Selling hope – Company pushes brain-balancing program for learning disabilities; evidence lacking

Sep 6, 2015 by


The fast-growing Brain Balance Achievement Centers claims its $5,000 program can help correct a brain imbalance that the company says causes many learning disabilities. Experts say there’s no strong evidence to back up those claims.

Roxanne Carlson vividly remembers the shock she felt three years ago when a psychologist said her son Levi had issues he might never overcome. He’d need to get a job coach, the psychologist told her, and may even have to spend his life on government disability.

“We were mortified,” she said in her home in Marinette. “We were like, ‘You’ve got to be kidding. This is the answer we’re getting?'”

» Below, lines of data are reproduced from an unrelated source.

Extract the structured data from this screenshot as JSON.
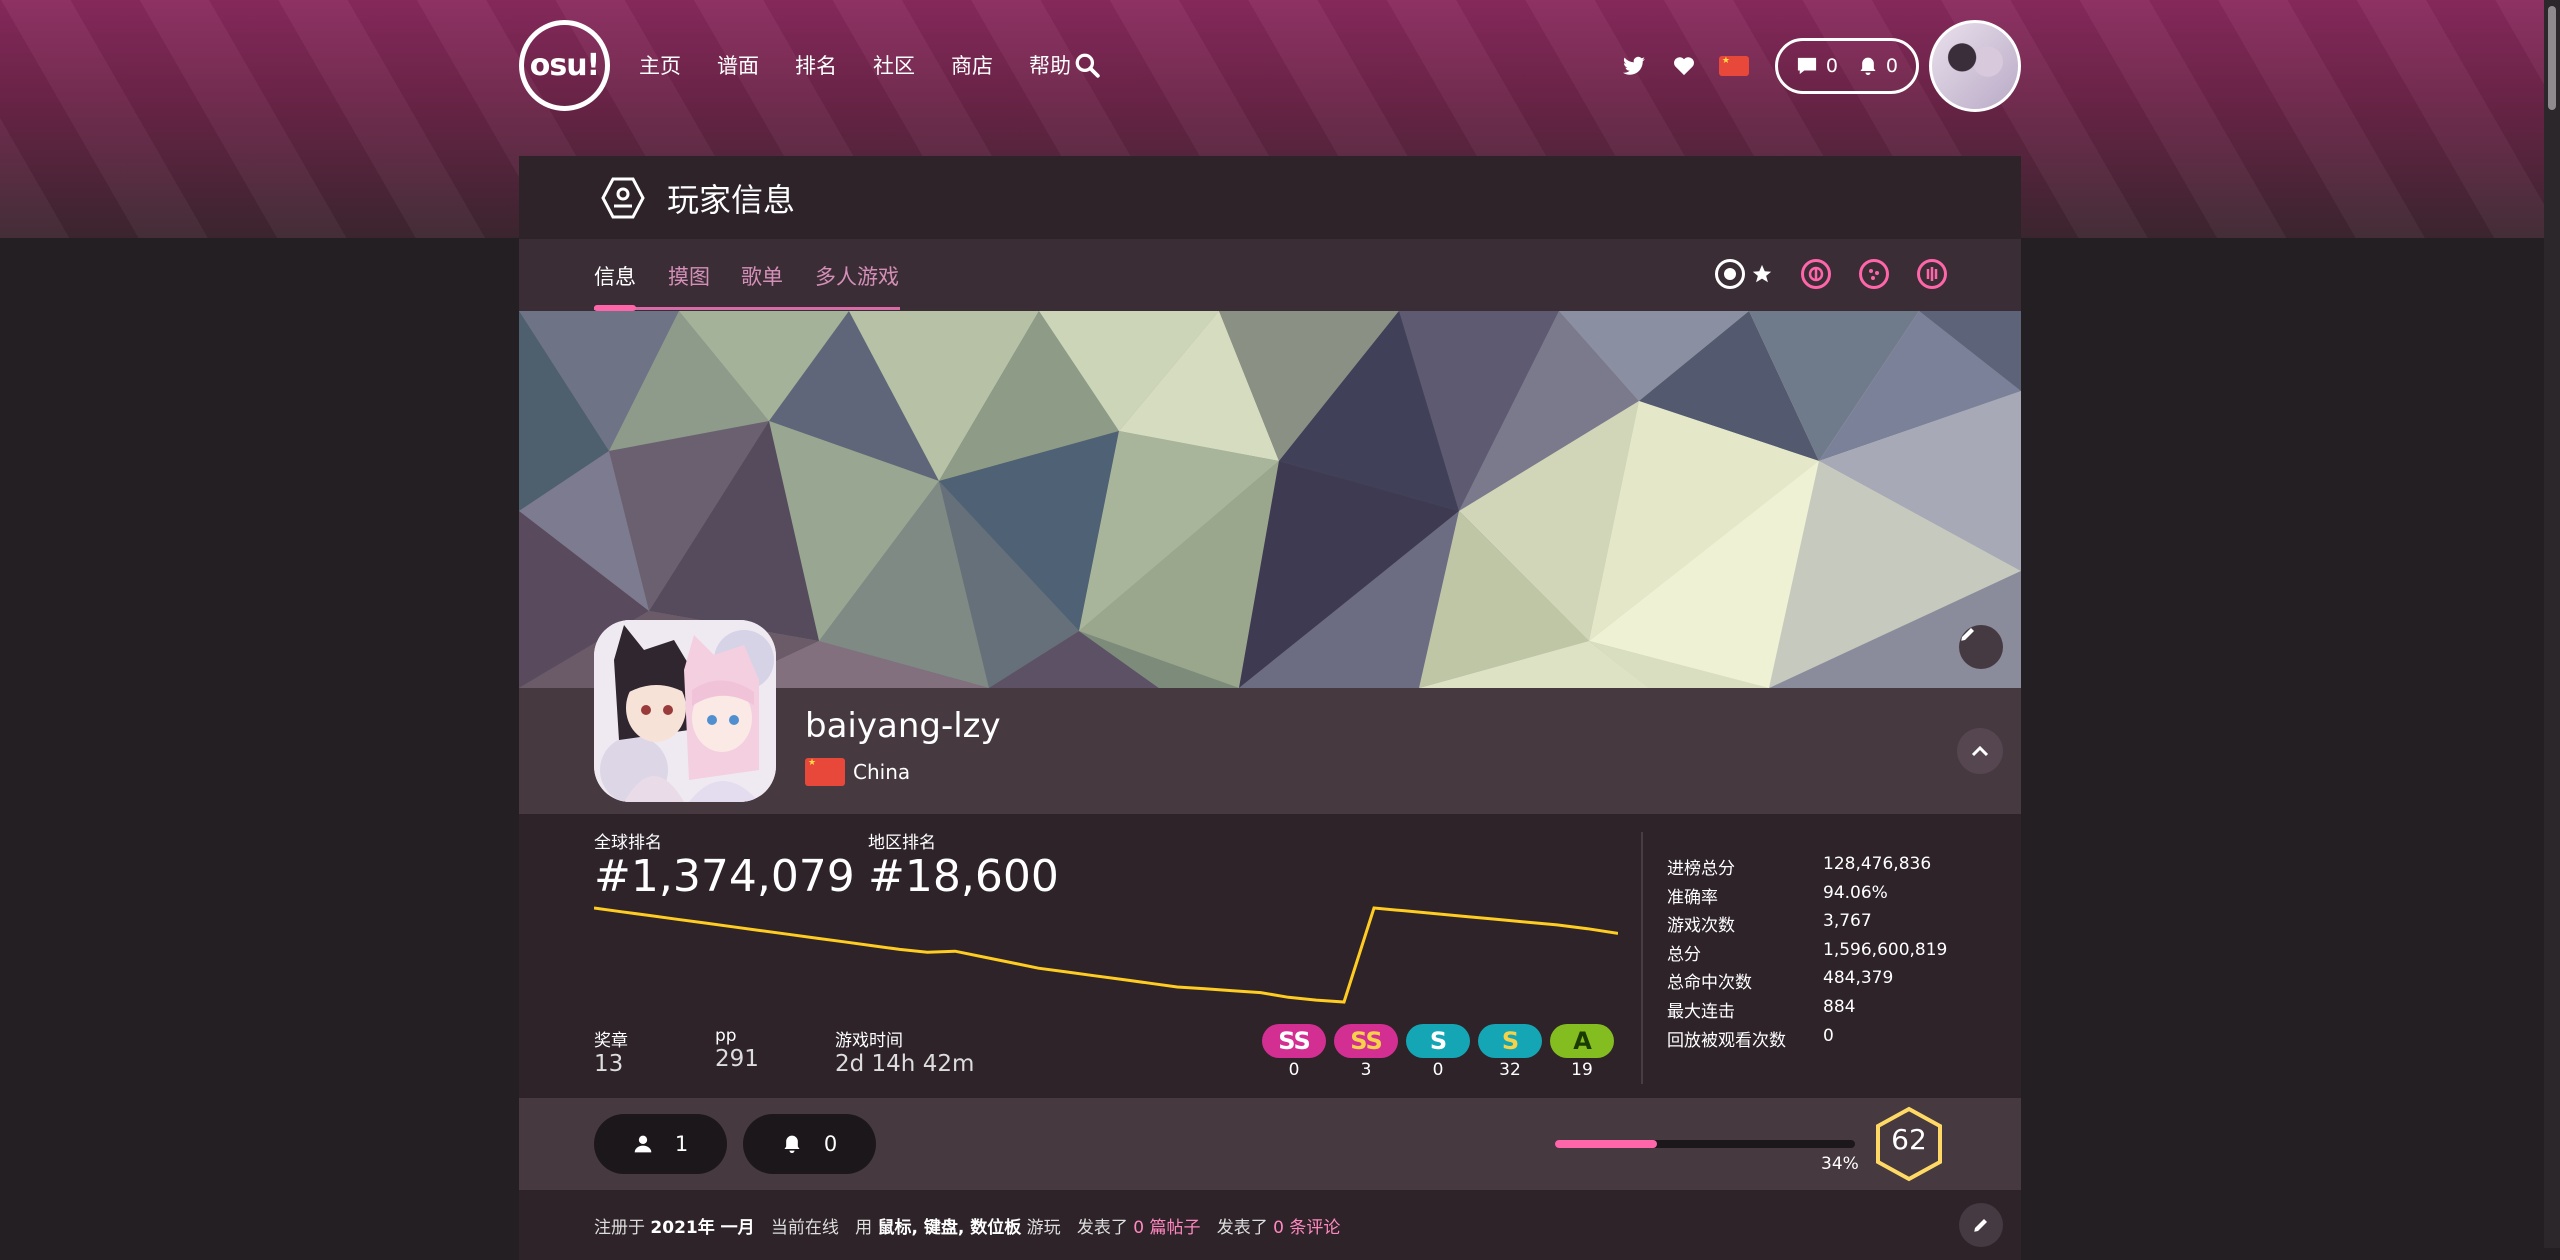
{
  "nav": {
    "logo": "osu!",
    "menu": [
      "主页",
      "谱面",
      "排名",
      "社区",
      "商店",
      "帮助"
    ],
    "chat_count": "0",
    "notification_count": "0"
  },
  "header": {
    "title": "玩家信息"
  },
  "tabs": [
    "信息",
    "摸图",
    "歌单",
    "多人游戏"
  ],
  "modes": [
    "osu",
    "taiko",
    "catch",
    "mania"
  ],
  "profile": {
    "username": "baiyang-lzy",
    "country": "China"
  },
  "ranks": {
    "global_label": "全球排名",
    "global_value": "#1,374,079",
    "country_label": "地区排名",
    "country_value": "#18,600"
  },
  "rank_history": {
    "series": [
      0.0,
      0.04,
      0.08,
      0.12,
      0.16,
      0.2,
      0.24,
      0.28,
      0.32,
      0.36,
      0.4,
      0.44,
      0.47,
      0.46,
      0.52,
      0.58,
      0.64,
      0.68,
      0.72,
      0.76,
      0.8,
      0.84,
      0.86,
      0.88,
      0.9,
      0.95,
      0.98,
      1.0,
      0.0,
      0.03,
      0.06,
      0.09,
      0.12,
      0.15,
      0.18,
      0.22,
      0.27
    ]
  },
  "mini_stats": [
    {
      "label": "奖章",
      "value": "13"
    },
    {
      "label": "pp",
      "value": "291"
    },
    {
      "label": "游戏时间",
      "value": "2d 14h 42m"
    }
  ],
  "grades": [
    {
      "label": "SS",
      "count": "0",
      "color": "#d32f93",
      "text": "#ffffff"
    },
    {
      "label": "SS",
      "count": "3",
      "color": "#d32f93",
      "text": "#f5d24a"
    },
    {
      "label": "S",
      "count": "0",
      "color": "#14a6b4",
      "text": "#ffffff"
    },
    {
      "label": "S",
      "count": "32",
      "color": "#14a6b4",
      "text": "#f5d24a"
    },
    {
      "label": "A",
      "count": "19",
      "color": "#84bd20",
      "text": "#1b3a00"
    }
  ],
  "right_stats": [
    {
      "label": "进榜总分",
      "value": "128,476,836"
    },
    {
      "label": "准确率",
      "value": "94.06%"
    },
    {
      "label": "游戏次数",
      "value": "3,767"
    },
    {
      "label": "总分",
      "value": "1,596,600,819"
    },
    {
      "label": "总命中次数",
      "value": "484,379"
    },
    {
      "label": "最大连击",
      "value": "884"
    },
    {
      "label": "回放被观看次数",
      "value": "0"
    }
  ],
  "social": {
    "followers": "1",
    "subscribers": "0"
  },
  "level": {
    "progress_fraction": 0.34,
    "progress_text": "34%",
    "level": "62"
  },
  "info": {
    "joined_prefix": "注册于 ",
    "joined_date": "2021年 一月",
    "online": "当前在线",
    "uses_prefix": "用 ",
    "devices": "鼠标, 键盘, 数位板",
    "uses_suffix": " 游玩",
    "posts_prefix": "发表了 ",
    "posts": "0 篇帖子",
    "comments_prefix": "发表了 ",
    "comments": "0 条评论"
  },
  "colors": {
    "accent": "#ff66aa",
    "chart_line": "#ffcc22",
    "level_hex": "#ffd966"
  }
}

Roxanne and Perry Carlson had known for five years — ever since they adopted Levi, then 10, and his brother Anthony from the Philippines — that Levi had problems. He was behind many of his peers, academically and socially. He had trouble returning affection, couldn’t process language quickly and struggled just to make conversation.

But after five years of frustration during which school administrators were unable to help and medical professionals seemed stumped, the Carlsons weren’t about to give up. “God did not create him for that,” Roxanne said. “Perry and I were both like, ‘That’s just not happening. We will find another avenue.'”

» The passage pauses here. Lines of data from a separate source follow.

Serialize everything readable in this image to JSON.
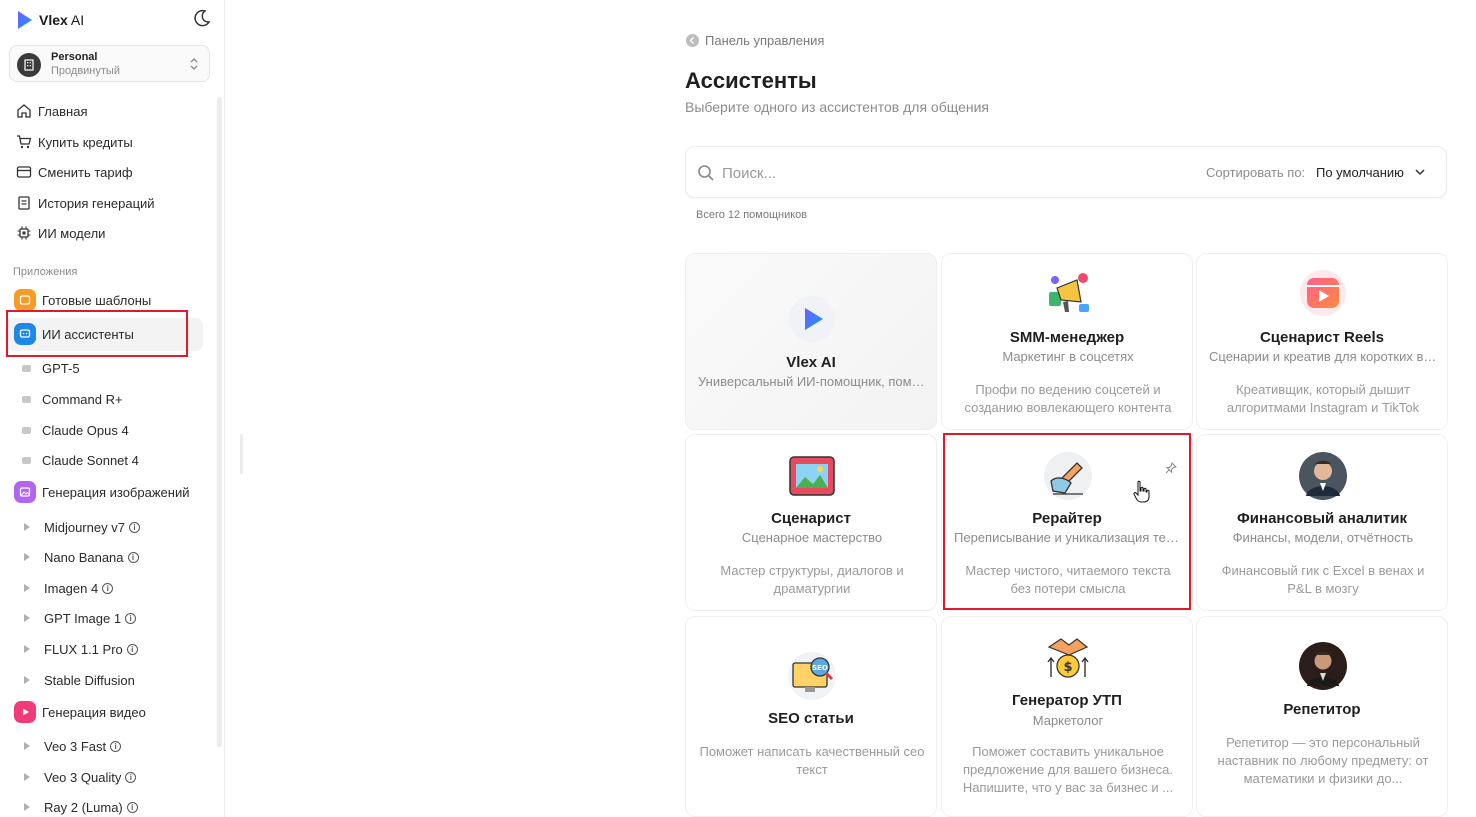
{
  "app": {
    "name": "Vlex",
    "name_suffix": " AI"
  },
  "workspace": {
    "name": "Personal",
    "plan": "Продвинутый"
  },
  "nav": [
    {
      "label": "Главная",
      "icon": "home-icon"
    },
    {
      "label": "Купить кредиты",
      "icon": "cart-icon"
    },
    {
      "label": "Сменить тариф",
      "icon": "card-icon"
    },
    {
      "label": "История генераций",
      "icon": "history-icon"
    },
    {
      "label": "ИИ модели",
      "icon": "chip-icon"
    }
  ],
  "apps_section_label": "Приложения",
  "apps": {
    "templates": "Готовые шаблоны",
    "assistants": "ИИ ассистенты",
    "assistant_models": [
      "GPT-5",
      "Command R+",
      "Claude Opus 4",
      "Claude Sonnet 4"
    ],
    "image_gen": "Генерация изображений",
    "image_models": [
      "Midjourney v7",
      "Nano Banana",
      "Imagen 4",
      "GPT Image 1",
      "FLUX 1.1 Pro",
      "Stable Diffusion"
    ],
    "video_gen": "Генерация видео",
    "video_models": [
      "Veo 3 Fast",
      "Veo 3 Quality",
      "Ray 2 (Luma)"
    ],
    "info_glyph": "i"
  },
  "colors": {
    "accent": "#2e6cf6",
    "templates_icon": "#f59b2a",
    "assistants_icon": "#1e88e5",
    "image_icon": "#b266f0",
    "video_icon": "#ef3b77",
    "highlight": "#e0192b"
  },
  "main": {
    "breadcrumb": "Панель управления",
    "title": "Ассистенты",
    "subtitle": "Выберите одного из ассистентов для общения",
    "search_placeholder": "Поиск...",
    "sort_label": "Сортировать по:",
    "sort_value": "По умолчанию",
    "total": "Всего 12 помощников"
  },
  "assistants": [
    {
      "title": "Vlex AI",
      "subtitle": "Универсальный ИИ-помощник, помогающий с любыми задачами",
      "desc": "",
      "icon": "vlex-logo-icon"
    },
    {
      "title": "SMM-менеджер",
      "subtitle": "Маркетинг в соцсетях",
      "desc": "Профи по ведению соцсетей и созданию вовлекающего контента",
      "icon": "megaphone-icon"
    },
    {
      "title": "Сценарист Reels",
      "subtitle": "Сценарии и креатив для коротких видео",
      "desc": "Креативщик, который дышит алгоритмами Instagram и TikTok",
      "icon": "reels-icon"
    },
    {
      "title": "Сценарист",
      "subtitle": "Сценарное мастерство",
      "desc": "Мастер структуры, диалогов и драматургии",
      "icon": "theater-icon"
    },
    {
      "title": "Рерайтер",
      "subtitle": "Переписывание и уникализация текстов",
      "desc": "Мастер чистого, читаемого текста без потери смысла",
      "icon": "writing-hand-icon"
    },
    {
      "title": "Финансовый аналитик",
      "subtitle": "Финансы, модели, отчётность",
      "desc": "Финансовый гик с Excel в венах и P&L в мозгу",
      "icon": "analyst-avatar-icon"
    },
    {
      "title": "SEO статьи",
      "subtitle": "",
      "desc": "Поможет написать качественный сео текст",
      "icon": "seo-monitor-icon"
    },
    {
      "title": "Генератор УТП",
      "subtitle": "Маркетолог",
      "desc": "Поможет составить уникальное предложение для вашего бизнеса. Напишите, что у вас за бизнес и ...",
      "icon": "money-handshake-icon"
    },
    {
      "title": "Репетитор",
      "subtitle": "",
      "desc": "Репетитор — это персональный наставник по любому предмету: от математики и физики до...",
      "icon": "tutor-avatar-icon"
    }
  ]
}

So on the advice of a friend, they looked into the Brain Balance Achievement Centers location in Mequon, part of a national franchise operation that has nearly 80 sites across the country. It claims its $5,000 three-month, medication-free program can help children like Levi by treating an imbalance in the brain, which the company contends — contrary to the opinions of multiple experts — causes a plethora of learning disabilities including attention deficit disorder, attention deficit hyperactivity disorder, Asperger’s syndrome, dyslexia and Tourette’s syndrome.

Initially, the center also claimed it could treat the full range of autism spectrum disorders but has since backed away from that.